When Duplicate File Detective is configured to compare file contents, it will generate content checksum values for files which require it. From a performance perspective, the creation of file checksums (e.g. "hashing") is the most expensive (e.g. the slowest) operation in the duplicate analysis process chain. File hashing requires that files being analyzed are read in full, resulting in performance that is primarily driven by disk (and sometimes network) I/O.
Hash caching can help mitigate the performance impact of file hashing operations for subsequent project runs by storing hash results in memory (and optionally on disk) for later re-use. Before a file is hashed during a duplicate search, Duplicate File Detective queries the cache to see if a hash value for the file already exists. If a cache entry already exists and has the same creation date, modification date, and size as the current file, its hash value can be re-used (as opposed to being recomputed). The resulting performance gain can be dramatic, particularly when the files in question are large.

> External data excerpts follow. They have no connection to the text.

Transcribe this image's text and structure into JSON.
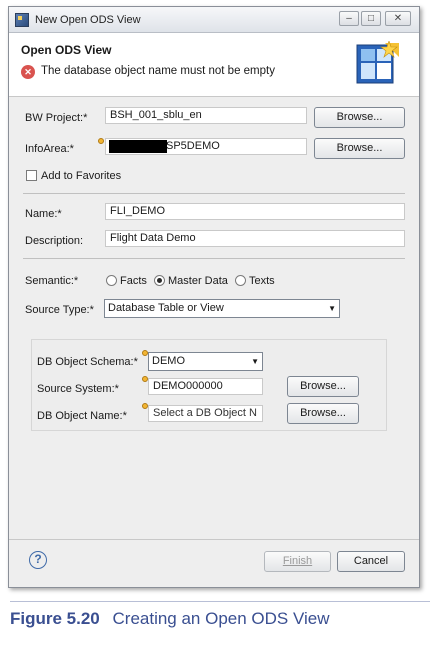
{
  "window": {
    "title": "New Open ODS View",
    "controls": [
      "–",
      "□",
      "✕"
    ]
  },
  "header": {
    "title": "Open ODS View",
    "error_icon": "x-circle-icon",
    "error_message": "The database object name must not be empty",
    "wizard_icon": "ods-wizard-icon"
  },
  "form": {
    "bw_project": {
      "label": "BW Project:*",
      "value": "BSH_001_sblu_en",
      "browse": "Browse..."
    },
    "infoarea": {
      "label": "InfoArea:*",
      "value": "SP5DEMO",
      "browse": "Browse..."
    },
    "add_to_favorites": {
      "label": "Add to Favorites",
      "checked": false
    },
    "name": {
      "label": "Name:*",
      "value": "FLI_DEMO"
    },
    "description": {
      "label": "Description:",
      "value": "Flight Data Demo"
    },
    "semantic": {
      "label": "Semantic:*",
      "options": [
        "Facts",
        "Master Data",
        "Texts"
      ],
      "selected": "Master Data"
    },
    "source_type": {
      "label": "Source Type:*",
      "value": "Database Table or View"
    }
  },
  "db": {
    "schema": {
      "label": "DB Object Schema:*",
      "value": "DEMO"
    },
    "source_system": {
      "label": "Source System:*",
      "value": "DEMO000000",
      "browse": "Browse..."
    },
    "object_name": {
      "label": "DB Object Name:*",
      "placeholder": "Select a DB Object N",
      "browse": "Browse..."
    }
  },
  "footer": {
    "help": "?",
    "finish": "Finish",
    "cancel": "Cancel"
  },
  "caption": {
    "figure": "Figure 5.20",
    "text": "Creating an Open ODS View"
  }
}
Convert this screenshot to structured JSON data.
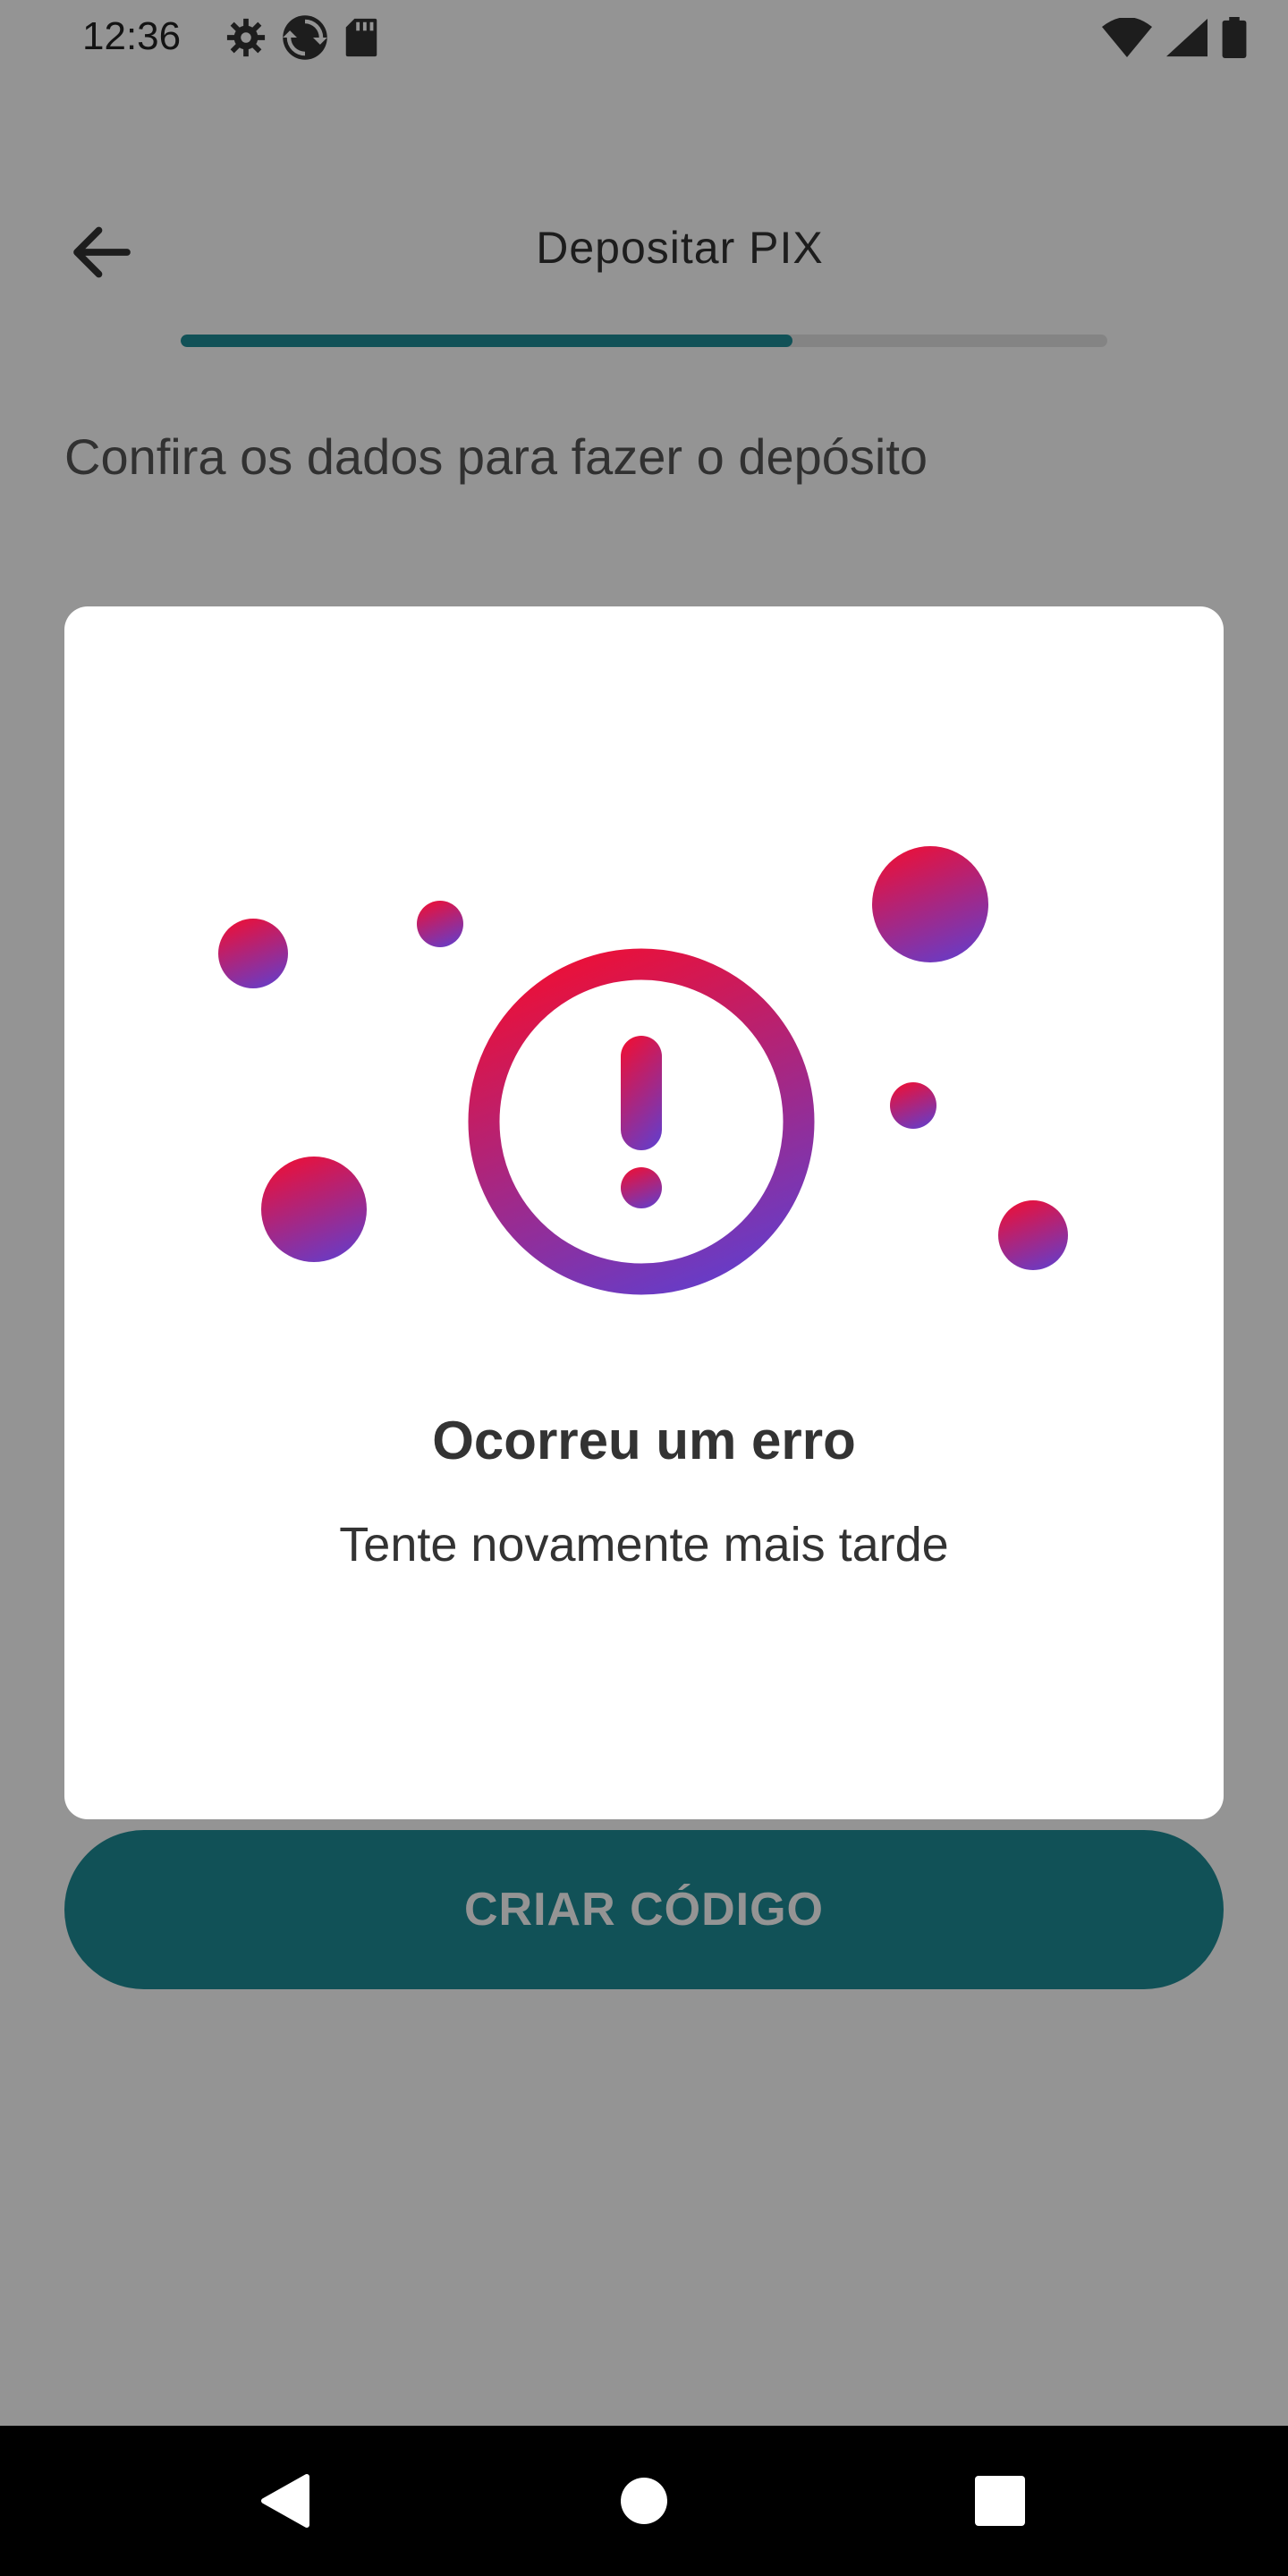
{
  "status_bar": {
    "time": "12:36",
    "left_icons": [
      "gear-icon",
      "sync-icon",
      "sd-card-icon"
    ],
    "right_icons": [
      "wifi-icon",
      "signal-icon",
      "battery-icon"
    ]
  },
  "header": {
    "back_icon": "arrow-left-icon",
    "title": "Depositar PIX",
    "progress": 0.66
  },
  "content": {
    "subtitle": "Confira os dados para fazer o depósito",
    "cta_label": "CRIAR CÓDIGO"
  },
  "dialog": {
    "icon": "error-exclamation-icon",
    "title": "Ocorreu um erro",
    "message": "Tente novamente mais tarde"
  },
  "nav_bar": {
    "icons": [
      "back-triangle-icon",
      "home-circle-icon",
      "recents-square-icon"
    ]
  },
  "colors": {
    "accent": "#1e8c96",
    "error_gradient_start": "#e8113c",
    "error_gradient_end": "#6a3bc4"
  }
}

Hash caching will be most valuable (e.g. provide the greatest performance gain) in scenarios where duplicate search paths are being re-used, and the files these search paths contain are relatively large. For example, if you are regularly searching a common set of user directories for duplicate files (by comparing file contents), the file hash cache can dramatically speed up subsequent searches, particularly when those files are semi-static (e.g. change infrequently).
For projects that do not use file content comparison, the hash cache is not used.

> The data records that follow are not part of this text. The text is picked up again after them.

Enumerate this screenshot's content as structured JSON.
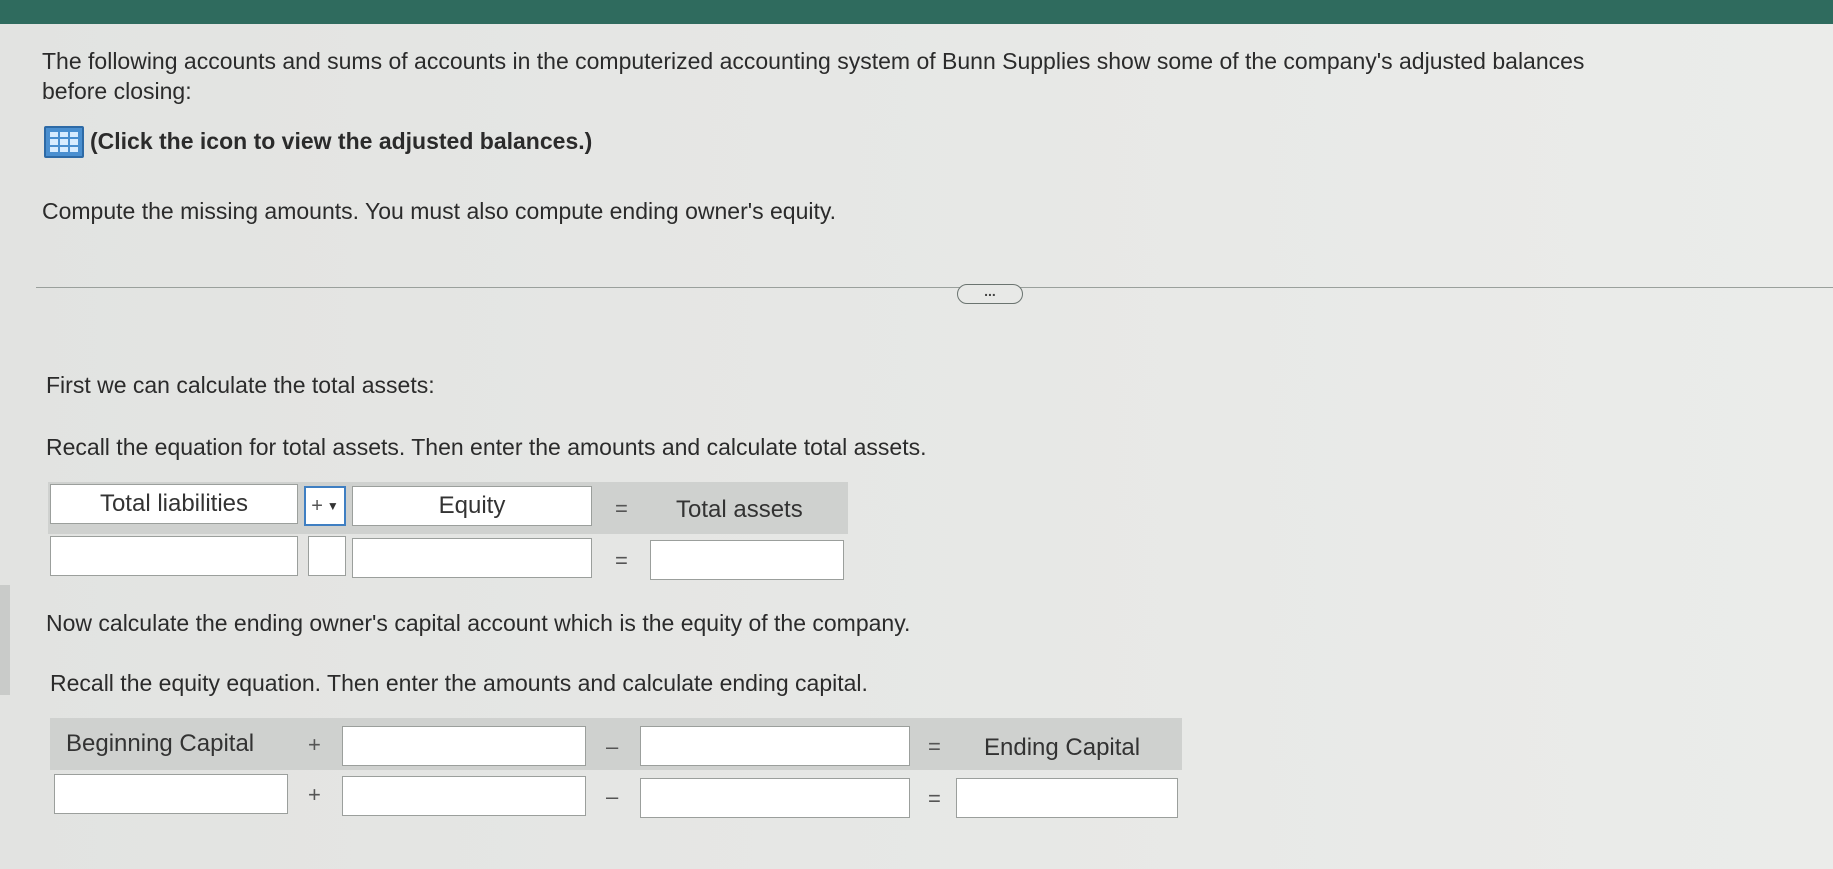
{
  "intro": {
    "line1": "The following accounts and sums of accounts in the computerized accounting system of Bunn Supplies show some of the company's adjusted balances",
    "line2": "before closing:",
    "icon_link": "(Click the icon to view the adjusted balances.)",
    "instruction": "Compute the missing amounts. You must also compute ending owner's equity."
  },
  "more_button": "...",
  "section1": {
    "heading": "First we can calculate the total assets:",
    "prompt": "Recall the equation for total assets. Then enter the amounts and calculate total assets.",
    "label_left": "Total liabilities",
    "operator_select": "+",
    "label_middle": "Equity",
    "equals": "=",
    "label_right": "Total assets"
  },
  "section2": {
    "heading": "Now calculate the ending owner's capital account which is the equity of the company.",
    "prompt": "Recall the equity equation. Then enter the amounts and calculate ending capital.",
    "label_left": "Beginning Capital",
    "plus": "+",
    "minus": "–",
    "equals": "=",
    "label_right": "Ending Capital"
  },
  "colors": {
    "topbar": "#2f6b5e",
    "icon": "#4a8fd0",
    "select_border": "#3f7fc2"
  },
  "icons": {
    "balances_icon": "grid-table-icon",
    "select_arrow": "caret-down-icon"
  }
}
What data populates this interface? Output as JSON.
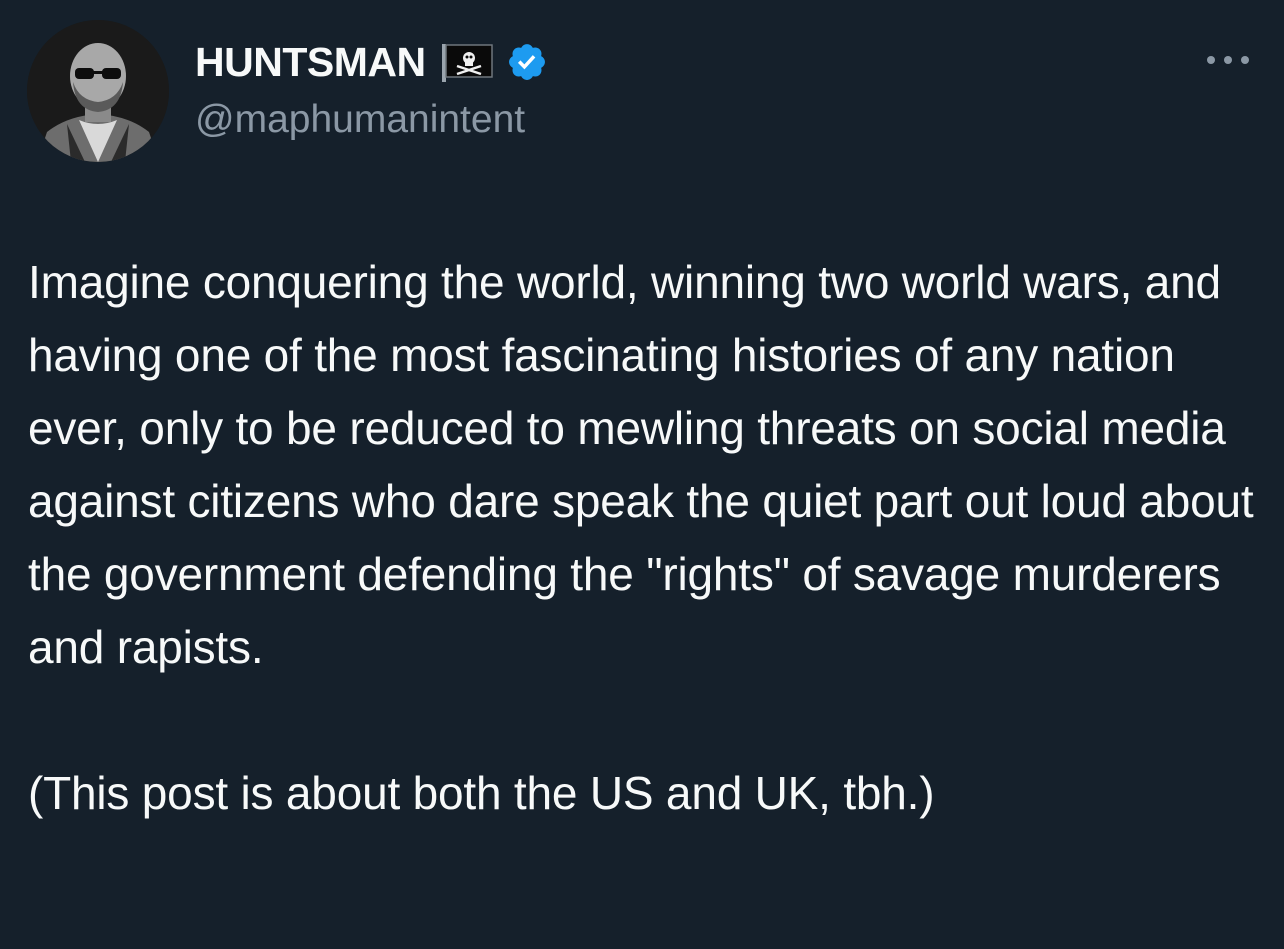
{
  "author": {
    "display_name": "HUNTSMAN",
    "handle": "@maphumanintent",
    "badges": [
      "pirate-flag-icon",
      "verified-icon"
    ],
    "verified_color": "#1d9bf0"
  },
  "tweet": {
    "paragraphs": [
      "Imagine conquering the world, winning two world wars, and having one of the most fascinating histories of any nation ever, only to be reduced to mewling threats on social media against citizens who dare speak the quiet part out loud about the government defending the \"rights\" of savage murderers and rapists.",
      "(This post is about both the US and UK, tbh.)"
    ]
  },
  "menu": {
    "icon": "more-options-icon"
  },
  "colors": {
    "background": "#15202b",
    "text": "#f7f9f9",
    "secondary_text": "#8b98a5"
  }
}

The hash cache is limited by size (e.g. a specific number of cache entries) so as to constrain its usage of host system memory. You can adjust the maximum number of hash cache entries to suit your needs - larger values grant the cache more room to grow, while also increasing memory consumption.

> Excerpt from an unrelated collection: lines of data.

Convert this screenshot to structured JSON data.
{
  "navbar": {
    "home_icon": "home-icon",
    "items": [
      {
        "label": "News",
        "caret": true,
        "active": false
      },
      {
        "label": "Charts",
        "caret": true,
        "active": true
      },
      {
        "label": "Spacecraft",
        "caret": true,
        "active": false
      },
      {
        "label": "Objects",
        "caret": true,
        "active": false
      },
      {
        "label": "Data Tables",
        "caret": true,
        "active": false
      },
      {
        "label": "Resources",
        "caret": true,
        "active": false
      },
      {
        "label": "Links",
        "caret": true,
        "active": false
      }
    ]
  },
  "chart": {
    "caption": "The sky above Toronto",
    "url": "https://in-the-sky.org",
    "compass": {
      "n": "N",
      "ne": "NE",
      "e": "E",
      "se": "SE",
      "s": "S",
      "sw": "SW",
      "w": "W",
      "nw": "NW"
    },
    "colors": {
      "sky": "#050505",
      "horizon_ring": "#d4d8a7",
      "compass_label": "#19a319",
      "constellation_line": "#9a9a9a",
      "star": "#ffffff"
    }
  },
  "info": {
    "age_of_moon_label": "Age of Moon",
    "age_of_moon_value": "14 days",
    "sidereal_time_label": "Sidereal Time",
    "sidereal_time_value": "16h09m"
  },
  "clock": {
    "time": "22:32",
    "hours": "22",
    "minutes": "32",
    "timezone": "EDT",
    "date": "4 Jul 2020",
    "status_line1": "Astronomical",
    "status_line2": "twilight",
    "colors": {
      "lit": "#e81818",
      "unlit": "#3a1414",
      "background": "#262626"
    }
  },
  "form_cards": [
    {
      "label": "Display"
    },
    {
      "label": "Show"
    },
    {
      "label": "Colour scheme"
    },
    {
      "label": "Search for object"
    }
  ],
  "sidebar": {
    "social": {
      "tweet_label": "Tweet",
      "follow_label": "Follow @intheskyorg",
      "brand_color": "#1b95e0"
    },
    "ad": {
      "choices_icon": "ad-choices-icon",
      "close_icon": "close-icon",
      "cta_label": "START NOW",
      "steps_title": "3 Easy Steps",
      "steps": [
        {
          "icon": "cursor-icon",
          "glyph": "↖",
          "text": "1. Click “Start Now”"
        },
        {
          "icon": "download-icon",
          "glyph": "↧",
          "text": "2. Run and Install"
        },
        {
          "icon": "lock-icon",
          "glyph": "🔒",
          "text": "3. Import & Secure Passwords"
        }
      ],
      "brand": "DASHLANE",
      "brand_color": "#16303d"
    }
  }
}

You can also specify the minimum cache candidate file size. Files smaller than this value (which is is specified in KB) will never have their hash values cached.
When the hash cache becomes full, it will remove (or prune) a percentage of existing entries in order to make room for new ones. Because the expense of file hashing is directly proportional to a file's size, the hash cache prefers larger files (the preference is proportional to the file size). Therefore, entries will be removed based upon a combination of age and corresponding file size.
Users have the option of persisting the hash cache on disk between sessions. When engaged, the cache will be saved to (and loaded) from disk upon program exist and start, respectively.
Users can also clear the hash cache explicitly via the Clear Cache Now button. This might be useful in cases where you know that existing cache entries no longer have value (e.g. previous duplicate file search paths are very unlikely to be used again in the future).
The statistics area of the hash cache shows a range of related metrics, including the number of current entries, smallest and largest entry file size, session hits, etc.
Users that become familiar with how hash caching operates may find these metrics useful in fine-tuning available settings.